Of course, your first messages should be shared as soon as practicable when a crisis breaks. Those holding messages should stop dissent and the rumor mill before it begins. As more information and data becomes available, share quickly. Regular and often is key.

Where?

‘Where do you communicate?’ could also be framed as ‘How do you communicate?’ Consider your audience, how they communicate best, and where they are located. Consider the technological tools that can be used to reach all your people, therefore ensuring that all employees receive the same consistent message.

Why?

Each communication should align with your purpose – the outcome you wish to achieve as you navigate and emerge from the crisis. Though related to the what of your communication, the why is different.

As an example, let’s take an internal crisis. Your sales team has left for a competitor. People are worried that sales will dry up and that they will lose their jobs:

  • The what is an acknowledgement of the loss. A statement of fact, explaining what has happened and what you propose to do now.

  • The why is because you do not want other employees looking for jobs elsewhere. You want a calm and collected ship, with remaining employees onboard and rowing in the same direction. 

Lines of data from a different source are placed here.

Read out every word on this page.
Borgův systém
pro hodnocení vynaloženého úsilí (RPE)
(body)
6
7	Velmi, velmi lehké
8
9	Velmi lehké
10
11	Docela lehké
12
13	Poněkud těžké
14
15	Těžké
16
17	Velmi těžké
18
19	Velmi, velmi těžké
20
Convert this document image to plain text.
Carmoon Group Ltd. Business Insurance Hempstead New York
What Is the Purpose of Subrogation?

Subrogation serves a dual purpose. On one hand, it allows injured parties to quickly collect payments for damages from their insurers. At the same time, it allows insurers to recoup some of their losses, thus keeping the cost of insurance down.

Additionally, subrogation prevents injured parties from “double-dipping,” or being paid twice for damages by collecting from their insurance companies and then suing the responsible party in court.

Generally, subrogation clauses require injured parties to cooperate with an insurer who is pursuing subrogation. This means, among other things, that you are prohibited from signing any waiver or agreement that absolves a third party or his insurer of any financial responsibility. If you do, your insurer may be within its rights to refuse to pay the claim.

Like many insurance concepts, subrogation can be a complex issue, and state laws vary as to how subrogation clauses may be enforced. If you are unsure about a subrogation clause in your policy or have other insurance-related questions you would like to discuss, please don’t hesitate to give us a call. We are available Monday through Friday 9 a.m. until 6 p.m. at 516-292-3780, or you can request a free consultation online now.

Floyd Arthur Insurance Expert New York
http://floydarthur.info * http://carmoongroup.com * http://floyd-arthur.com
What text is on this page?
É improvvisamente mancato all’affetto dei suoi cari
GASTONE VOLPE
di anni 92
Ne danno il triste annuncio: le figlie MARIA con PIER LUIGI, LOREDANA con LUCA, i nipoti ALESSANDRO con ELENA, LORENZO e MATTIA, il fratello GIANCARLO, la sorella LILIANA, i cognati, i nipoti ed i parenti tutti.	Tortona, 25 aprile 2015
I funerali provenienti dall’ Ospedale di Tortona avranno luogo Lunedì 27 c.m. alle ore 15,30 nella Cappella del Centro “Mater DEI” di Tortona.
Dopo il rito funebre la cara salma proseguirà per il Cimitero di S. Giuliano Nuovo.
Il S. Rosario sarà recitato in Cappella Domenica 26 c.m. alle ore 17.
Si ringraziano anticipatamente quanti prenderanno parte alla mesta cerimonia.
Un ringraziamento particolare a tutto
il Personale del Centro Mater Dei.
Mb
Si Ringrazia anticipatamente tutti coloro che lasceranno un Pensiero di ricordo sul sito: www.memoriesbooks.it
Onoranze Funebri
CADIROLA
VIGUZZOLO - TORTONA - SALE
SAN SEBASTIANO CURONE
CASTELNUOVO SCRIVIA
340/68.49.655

Why crisis communication is critical

It is imperative to communicate to your people and teams through a crisis. It is how you address their concerns, allay their fears, and keep people motivated.

Your focus should be on providing the information you have, putting a stop to misinformation and destructive gossip, and enabling two-way conversation.

Employing the five Ws of business communication will ensure that you disseminate messages with meaning to the right audience, when communication must be made, and via the most appropriate communication channels.